Example 6: Example 6: Finding Average from a Bar Graph
Problem: A bar graph shows rainfall (in mm) over 4 months: June = 120, July = 200, August = 180, September = 100. Find the average rainfall.
Solution:
Step 1: Total = 120 + 200 + 180 + 100 = 600 mm
Step 2: Average = 600 ÷ 4 = 150 mm
Answer: Average rainfall = 150 mm
Example 7: Example 7: Finding the Difference
Problem: Priya sold 25 chapatis on Monday and 40 chapatis on Tuesday at her canteen. How many more were sold on Tuesday?
Solution:
Step 1: Difference = 40 − 25 = 15
Answer: 15 more chapatis were sold on Tuesday.
Example 8: Example 8: Scale Interpretation
Problem: In a bar graph, each division on the Y-axis represents 50 people. A bar reaches up to the 7th division. How many people does the bar represent?
Solution:
Step 1: Value = Number of divisions × Scale
Step 2: Value = 7 × 50 = 350
Answer: The bar represents 350 people.
Example 9: Example 9: Missing Data from Bar Graph
Problem: A bar graph shows scores of 5 students. The total of all scores is 350. Four students scored 80, 65, 90, and 70. What did the 5th student score?
Solution:
Step 1: Sum of 4 scores = 80 + 65 + 90 + 70 = 305
Step 2: 5th score = 350 − 305 = 45
Answer: The 5th student scored 45.
Key Points to Remember
- A bar graph represents data using rectangular bars of equal width.
- Bars can be vertical or horizontal.
- The scale determines the value of each division on the axis.
- All bars must have equal gaps between them.
- A double bar graph compares two data sets using two bars per category.
- To draw a bar graph: choose a scale, draw axes, label them, draw bars, and add a title.
- Always read the scale carefully before interpreting values.
Practice Problems
- A bar graph shows the number of students in 5 clubs: Art = 25, Music = 30, Science = 20, Sports = 45, Dance = 35. Which club has the most students?
- Draw a bar graph for the following data — Favourite sport: Cricket = 18, Football = 12, Badminton = 15, Kabaddi = 9.
- In a bar graph, the Y-axis scale is 1 division = 20. A bar reaches the 6th line. What value does it show?
- The rainfall in 4 cities is: Delhi = 80 mm, Mumbai = 250 mm, Chennai = 120 mm, Bengaluru = 90 mm. Find the difference between the highest and lowest rainfall.
- A double bar graph shows boys and girls in 3 sections. Section A: Boys = 22, Girls = 28. Section B: Boys = 25, Girls = 25. Section C: Boys = 30, Girls = 20. Which section has equal numbers?
- From the above data, find the total number of girls across all sections.
- Explain why a scale of 1 division = 100 would be a poor choice if all values are between 5 and 30.
Frequently Asked Questions
Q1. What is a bar graph?
A bar graph is a chart that uses rectangular bars to show data.
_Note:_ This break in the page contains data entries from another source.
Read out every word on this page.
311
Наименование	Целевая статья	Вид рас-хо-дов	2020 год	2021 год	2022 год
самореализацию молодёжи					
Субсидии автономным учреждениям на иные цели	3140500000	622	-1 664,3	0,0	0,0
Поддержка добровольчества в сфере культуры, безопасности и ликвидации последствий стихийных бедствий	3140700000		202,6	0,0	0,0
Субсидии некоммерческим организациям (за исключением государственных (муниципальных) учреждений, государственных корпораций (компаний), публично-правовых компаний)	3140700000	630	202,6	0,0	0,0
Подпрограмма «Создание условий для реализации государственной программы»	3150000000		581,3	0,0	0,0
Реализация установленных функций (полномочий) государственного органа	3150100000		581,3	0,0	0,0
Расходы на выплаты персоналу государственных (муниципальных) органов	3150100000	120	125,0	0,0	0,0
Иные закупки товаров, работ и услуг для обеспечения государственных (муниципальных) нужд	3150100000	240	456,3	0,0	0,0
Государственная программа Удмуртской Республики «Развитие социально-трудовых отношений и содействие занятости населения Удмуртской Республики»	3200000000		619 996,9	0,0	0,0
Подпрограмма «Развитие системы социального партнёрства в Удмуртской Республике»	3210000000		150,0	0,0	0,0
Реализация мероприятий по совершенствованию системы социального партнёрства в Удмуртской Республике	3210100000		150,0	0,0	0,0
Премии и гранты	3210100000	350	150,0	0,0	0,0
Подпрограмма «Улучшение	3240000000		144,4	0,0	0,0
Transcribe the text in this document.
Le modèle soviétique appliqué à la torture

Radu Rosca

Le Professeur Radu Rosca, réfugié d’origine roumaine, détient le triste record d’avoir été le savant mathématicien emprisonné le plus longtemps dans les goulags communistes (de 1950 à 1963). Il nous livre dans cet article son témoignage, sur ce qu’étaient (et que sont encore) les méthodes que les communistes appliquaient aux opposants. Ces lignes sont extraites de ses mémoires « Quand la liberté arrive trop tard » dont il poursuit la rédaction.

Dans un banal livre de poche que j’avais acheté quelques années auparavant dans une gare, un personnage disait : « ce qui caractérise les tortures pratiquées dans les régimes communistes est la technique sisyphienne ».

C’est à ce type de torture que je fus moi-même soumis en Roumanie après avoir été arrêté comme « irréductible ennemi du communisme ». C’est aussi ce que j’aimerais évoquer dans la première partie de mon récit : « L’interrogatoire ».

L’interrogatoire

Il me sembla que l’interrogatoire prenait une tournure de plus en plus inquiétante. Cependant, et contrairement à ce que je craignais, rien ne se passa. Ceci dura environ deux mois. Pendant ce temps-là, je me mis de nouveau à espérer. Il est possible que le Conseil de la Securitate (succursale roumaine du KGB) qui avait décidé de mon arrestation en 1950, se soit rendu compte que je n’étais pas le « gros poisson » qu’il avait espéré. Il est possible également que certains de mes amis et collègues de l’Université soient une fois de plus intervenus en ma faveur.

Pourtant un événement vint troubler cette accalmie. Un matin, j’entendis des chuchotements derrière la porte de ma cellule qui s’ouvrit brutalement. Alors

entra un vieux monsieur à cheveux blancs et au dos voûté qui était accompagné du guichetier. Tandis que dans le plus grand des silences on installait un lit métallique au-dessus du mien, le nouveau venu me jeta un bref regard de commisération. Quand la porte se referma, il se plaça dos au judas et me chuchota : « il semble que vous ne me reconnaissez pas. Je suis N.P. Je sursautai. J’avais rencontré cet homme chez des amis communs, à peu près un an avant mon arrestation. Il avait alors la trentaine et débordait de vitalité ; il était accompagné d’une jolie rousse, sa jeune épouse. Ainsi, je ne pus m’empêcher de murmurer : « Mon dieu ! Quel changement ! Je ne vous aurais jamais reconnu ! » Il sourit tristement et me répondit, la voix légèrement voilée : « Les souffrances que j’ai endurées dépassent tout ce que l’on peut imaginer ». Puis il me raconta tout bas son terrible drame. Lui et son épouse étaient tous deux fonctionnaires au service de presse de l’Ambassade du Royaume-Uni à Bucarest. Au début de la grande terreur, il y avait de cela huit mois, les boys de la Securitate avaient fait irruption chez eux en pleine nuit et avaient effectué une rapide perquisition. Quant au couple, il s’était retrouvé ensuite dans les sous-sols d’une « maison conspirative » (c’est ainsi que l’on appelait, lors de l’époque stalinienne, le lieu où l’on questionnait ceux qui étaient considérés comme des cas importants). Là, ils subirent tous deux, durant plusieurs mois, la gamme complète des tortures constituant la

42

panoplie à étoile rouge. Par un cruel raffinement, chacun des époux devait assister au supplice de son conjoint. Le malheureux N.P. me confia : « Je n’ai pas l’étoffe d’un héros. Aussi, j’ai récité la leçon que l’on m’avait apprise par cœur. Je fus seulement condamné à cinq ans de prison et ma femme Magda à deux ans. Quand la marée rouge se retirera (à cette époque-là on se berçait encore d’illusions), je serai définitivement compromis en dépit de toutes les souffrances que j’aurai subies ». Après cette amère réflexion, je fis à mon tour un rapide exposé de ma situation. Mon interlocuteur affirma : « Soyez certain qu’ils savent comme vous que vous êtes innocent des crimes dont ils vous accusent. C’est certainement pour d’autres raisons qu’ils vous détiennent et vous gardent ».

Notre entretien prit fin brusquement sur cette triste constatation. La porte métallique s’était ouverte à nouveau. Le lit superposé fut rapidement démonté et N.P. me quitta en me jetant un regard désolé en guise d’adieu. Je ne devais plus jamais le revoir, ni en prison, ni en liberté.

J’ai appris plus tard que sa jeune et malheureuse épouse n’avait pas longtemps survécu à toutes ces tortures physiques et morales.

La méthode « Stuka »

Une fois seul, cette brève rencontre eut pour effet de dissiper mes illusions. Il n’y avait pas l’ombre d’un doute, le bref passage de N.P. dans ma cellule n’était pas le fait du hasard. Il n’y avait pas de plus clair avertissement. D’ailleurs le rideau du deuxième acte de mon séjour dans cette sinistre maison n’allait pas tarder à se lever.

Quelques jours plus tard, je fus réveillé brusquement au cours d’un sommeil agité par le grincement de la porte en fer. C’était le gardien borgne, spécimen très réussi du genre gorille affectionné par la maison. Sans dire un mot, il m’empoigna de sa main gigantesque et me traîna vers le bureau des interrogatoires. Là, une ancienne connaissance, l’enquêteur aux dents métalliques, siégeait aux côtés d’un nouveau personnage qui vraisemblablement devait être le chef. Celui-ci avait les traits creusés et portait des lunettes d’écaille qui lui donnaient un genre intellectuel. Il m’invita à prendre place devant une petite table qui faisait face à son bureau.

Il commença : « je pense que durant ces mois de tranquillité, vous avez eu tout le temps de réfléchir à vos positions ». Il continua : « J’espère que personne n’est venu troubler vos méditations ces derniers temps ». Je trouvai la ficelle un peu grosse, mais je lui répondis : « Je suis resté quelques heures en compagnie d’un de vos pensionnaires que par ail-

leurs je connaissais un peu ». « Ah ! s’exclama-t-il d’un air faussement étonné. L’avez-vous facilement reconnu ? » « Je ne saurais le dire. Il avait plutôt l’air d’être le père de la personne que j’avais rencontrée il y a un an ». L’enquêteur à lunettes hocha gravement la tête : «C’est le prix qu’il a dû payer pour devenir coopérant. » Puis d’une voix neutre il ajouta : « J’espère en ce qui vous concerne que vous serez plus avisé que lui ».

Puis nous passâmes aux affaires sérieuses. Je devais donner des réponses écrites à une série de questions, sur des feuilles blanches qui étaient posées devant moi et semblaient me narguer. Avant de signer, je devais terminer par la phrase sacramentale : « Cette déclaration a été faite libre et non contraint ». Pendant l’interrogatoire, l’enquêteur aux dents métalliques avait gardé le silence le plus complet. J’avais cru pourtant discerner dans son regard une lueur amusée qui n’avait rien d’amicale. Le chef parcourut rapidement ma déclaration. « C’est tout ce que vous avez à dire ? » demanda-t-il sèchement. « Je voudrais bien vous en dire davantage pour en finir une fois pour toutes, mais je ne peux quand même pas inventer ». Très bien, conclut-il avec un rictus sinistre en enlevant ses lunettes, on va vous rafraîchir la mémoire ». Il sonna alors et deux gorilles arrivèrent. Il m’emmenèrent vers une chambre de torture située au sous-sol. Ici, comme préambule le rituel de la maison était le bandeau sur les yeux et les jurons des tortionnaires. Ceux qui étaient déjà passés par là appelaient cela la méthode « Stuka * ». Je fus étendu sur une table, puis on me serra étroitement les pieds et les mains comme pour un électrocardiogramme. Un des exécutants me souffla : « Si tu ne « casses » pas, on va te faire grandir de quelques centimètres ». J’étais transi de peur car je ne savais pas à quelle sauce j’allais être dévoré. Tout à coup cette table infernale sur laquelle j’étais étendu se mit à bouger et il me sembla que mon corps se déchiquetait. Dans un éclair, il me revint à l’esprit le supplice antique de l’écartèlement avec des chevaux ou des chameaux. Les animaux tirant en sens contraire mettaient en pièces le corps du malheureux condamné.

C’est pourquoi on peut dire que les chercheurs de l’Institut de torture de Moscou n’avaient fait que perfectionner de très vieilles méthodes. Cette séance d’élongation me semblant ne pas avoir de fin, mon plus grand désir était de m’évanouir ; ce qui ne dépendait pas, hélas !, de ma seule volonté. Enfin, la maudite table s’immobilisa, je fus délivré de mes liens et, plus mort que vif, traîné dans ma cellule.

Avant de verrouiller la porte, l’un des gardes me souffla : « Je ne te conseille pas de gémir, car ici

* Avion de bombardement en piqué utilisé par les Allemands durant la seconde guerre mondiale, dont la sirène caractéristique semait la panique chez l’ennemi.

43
The height or length of each bar represents the value of the data for that category.
Q2. How do you choose the right scale for a bar graph?
Look at the data values. The scale should make the largest value fit on the graph without making it too tall. Common scales are 1, 2, 5, 10, 20, 50, or 100 per division.
Q3. What is a double bar graph?
A double bar graph shows two bars for each category, placed side by side. It is used to compare two data sets, such as marks in two tests or boys vs girls.
Q4. What is the difference between a bar graph and a pictograph?
A pictograph uses pictures or symbols to represent data. A bar graph uses rectangular bars. Bar graphs are more precise because you can read exact values from the scale.
Q5. Can bars in a bar graph touch each other?
In a standard bar graph, bars have equal gaps between them. In a histogram (studied in higher classes), bars touch each other because the data is continuous.
Q6. How do you find the total from a bar graph?
Read the value of each bar from the scale and add them all together.
Q7. Can a bar graph show negative values?
At the Class 5 level, bar graphs show only positive values. In higher classes, bars can extend below the X-axis to show negative values.
Q8. Why are bar graphs useful?
Bar graphs make it easy to compare data at a glance. You can quickly see which category has the highest or lowest value without reading each number.